John Chilembwe’s rebellion in Nyasaland is over. The British colonial authorities moved swiftly to crush the insurrection and the revolt failed to attract mass support, never expanding beyond Chilembwe’s small group of associates. Chilembwe himself is killed while trying to escape into Mozambique. Many of his followers are summarily executed while others are taken into custody, for later trial and execution. The British also apply collective punishment against people in the area of the uprising, burning huts, confiscating arms and levying fines regardless of whether or not a person had been involved in the revolt. Because of Chilembwe’s millenarian Christianity, the authorities also shut down African churches operating outside white supervision.
In South Africa Manie Maritz’s pro-German Boer revolt is also over. Maritz himself is luckier than Chilembwe and manages to flee South Africa.

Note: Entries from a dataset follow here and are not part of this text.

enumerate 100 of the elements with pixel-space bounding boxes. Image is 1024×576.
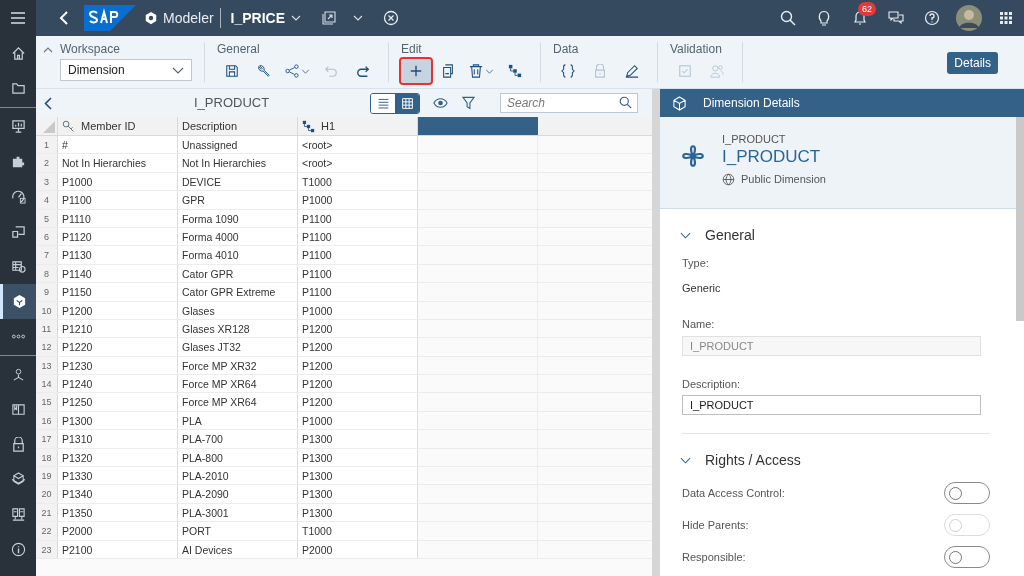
scrollbar[interactable] [1016, 117, 1024, 321]
sidebar-item[interactable] [0, 284, 36, 319]
input-field[interactable]: I_PRODUCT [682, 395, 981, 415]
key-icon [62, 119, 75, 133]
table-cell: Not In Hierarchies [58, 154, 178, 172]
table-cell: <root> [298, 154, 418, 172]
notification-badge: 62 [858, 2, 876, 16]
close-button[interactable] [383, 10, 400, 26]
column-header[interactable]: H1 [321, 117, 336, 135]
column-header[interactable]: Description [182, 117, 238, 135]
folder-icon [10, 81, 26, 96]
table-cell: P1300 [298, 485, 418, 503]
open-button[interactable] [321, 10, 338, 26]
back-icon [59, 11, 69, 25]
group-label: Edit [401, 42, 423, 56]
table-cell: PORT [178, 522, 298, 540]
help-icon [924, 10, 940, 26]
list-icon [376, 96, 390, 110]
row-number: 17 [36, 430, 58, 448]
external-link-icon [321, 10, 338, 26]
chat-icon [888, 10, 904, 26]
table-cell: P1340 [58, 485, 178, 503]
row-number: 12 [36, 338, 58, 356]
section-header[interactable]: General [680, 223, 990, 247]
table-cell: P1200 [298, 338, 418, 356]
chevron-down-icon [172, 66, 184, 74]
view-toggle[interactable] [395, 93, 419, 113]
table-cell: P1200 [298, 393, 418, 411]
presentation-icon [10, 119, 26, 134]
close-icon [383, 10, 400, 26]
field-label: Description: [682, 376, 742, 392]
toggle-switch[interactable] [944, 546, 990, 568]
home-icon [10, 46, 26, 61]
table-cell: P1310 [58, 430, 178, 448]
table-cell: Glases JT32 [178, 338, 298, 356]
table-cell: P1150 [58, 283, 178, 301]
boxes-icon [10, 472, 26, 487]
chevron-down-icon [680, 231, 691, 239]
field-value: Generic [682, 280, 722, 296]
search-field[interactable]: Search [500, 93, 638, 113]
table-cell: P1240 [58, 375, 178, 393]
table-cell: P1130 [58, 246, 178, 264]
sap-logo [84, 5, 136, 31]
workspace-dropdown[interactable]: Dimension [60, 59, 192, 81]
row-number: 15 [36, 393, 58, 411]
lightbulb-icon [816, 10, 832, 26]
details-button[interactable]: Details [947, 52, 998, 74]
view-toggle[interactable] [371, 93, 395, 113]
row-number: 9 [36, 283, 58, 301]
card-icon [10, 224, 26, 239]
menu-icon [10, 10, 26, 26]
table-cell: Force MP XR64 [178, 393, 298, 411]
panel-title: Dimension Details [703, 95, 800, 112]
column-header[interactable]: Member ID [81, 117, 136, 135]
table-icon [400, 96, 414, 110]
book-icon [10, 402, 26, 417]
servers-icon [10, 507, 26, 522]
table-cell: P1330 [58, 467, 178, 485]
cube-icon [144, 11, 158, 25]
cube-icon [12, 294, 27, 309]
table-cell: Force MP XR64 [178, 375, 298, 393]
table-cell: P1100 [58, 191, 178, 209]
notifications-button[interactable]: 62 [842, 0, 878, 36]
row-number: 22 [36, 522, 58, 540]
field-label: Type: [682, 256, 710, 271]
toolbar-button[interactable] [401, 59, 431, 83]
table-cell: P1220 [58, 338, 178, 356]
back-icon [44, 96, 52, 110]
chevron-down-icon [291, 15, 302, 21]
table-cell: P1100 [298, 283, 418, 301]
table-cell: Unassigned [178, 136, 298, 154]
field-label: Data Access Control: [682, 485, 785, 501]
search-icon [619, 96, 632, 109]
row-number: 4 [36, 191, 58, 209]
dropdown-button[interactable] [353, 15, 364, 21]
field-label: Hide Parents: [682, 517, 749, 533]
table-cell: PLA-2010 [178, 467, 298, 485]
row-number: 14 [36, 375, 58, 393]
chevron-down-icon [353, 15, 364, 21]
info-icon [10, 542, 26, 557]
visibility-label: Public Dimension [741, 172, 826, 187]
table-icon [10, 259, 26, 274]
table-cell: Cator GPR Extreme [178, 283, 298, 301]
toggle-switch[interactable] [944, 482, 990, 504]
chevron-up-icon [43, 47, 53, 53]
cube-icon [672, 95, 687, 111]
row-number: 20 [36, 485, 58, 503]
avatar[interactable] [956, 5, 982, 31]
table-cell: P1000 [298, 191, 418, 209]
row-number: 2 [36, 154, 58, 172]
gauge-icon [10, 189, 26, 204]
table-cell: Not In Hierarchies [178, 154, 298, 172]
table-cell: T1000 [298, 522, 418, 540]
document-title-menu[interactable]: I_PRICE [230, 7, 302, 29]
eye-icon [432, 97, 448, 109]
section-header[interactable]: Rights / Access [680, 448, 990, 472]
field-label: Responsible: [682, 549, 746, 565]
hierarchy-icon [302, 119, 315, 133]
table-cell: P1200 [298, 375, 418, 393]
dimension-subtitle: I_PRODUCT [722, 133, 787, 146]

His fellow insurgents surrender. The South African authorities treat these white rebels with greater leniency than Chilembwe’s comrades; the Boers are fined and imprisoned but not subjected to summary or judicial execution.
With these rebellions crushed the way is increasingly clear for an advance against the German colonies in southern Africa. Perhaps sensing this, the Germans in South West Africa decide to pre-empt the enemy by mounting their own mini-invasion of South Africa. At Kakamas the Germans clash with a South African force. Compared to European battles, this is little more than a skirmish, but the Germans are defeated and forced to retreat.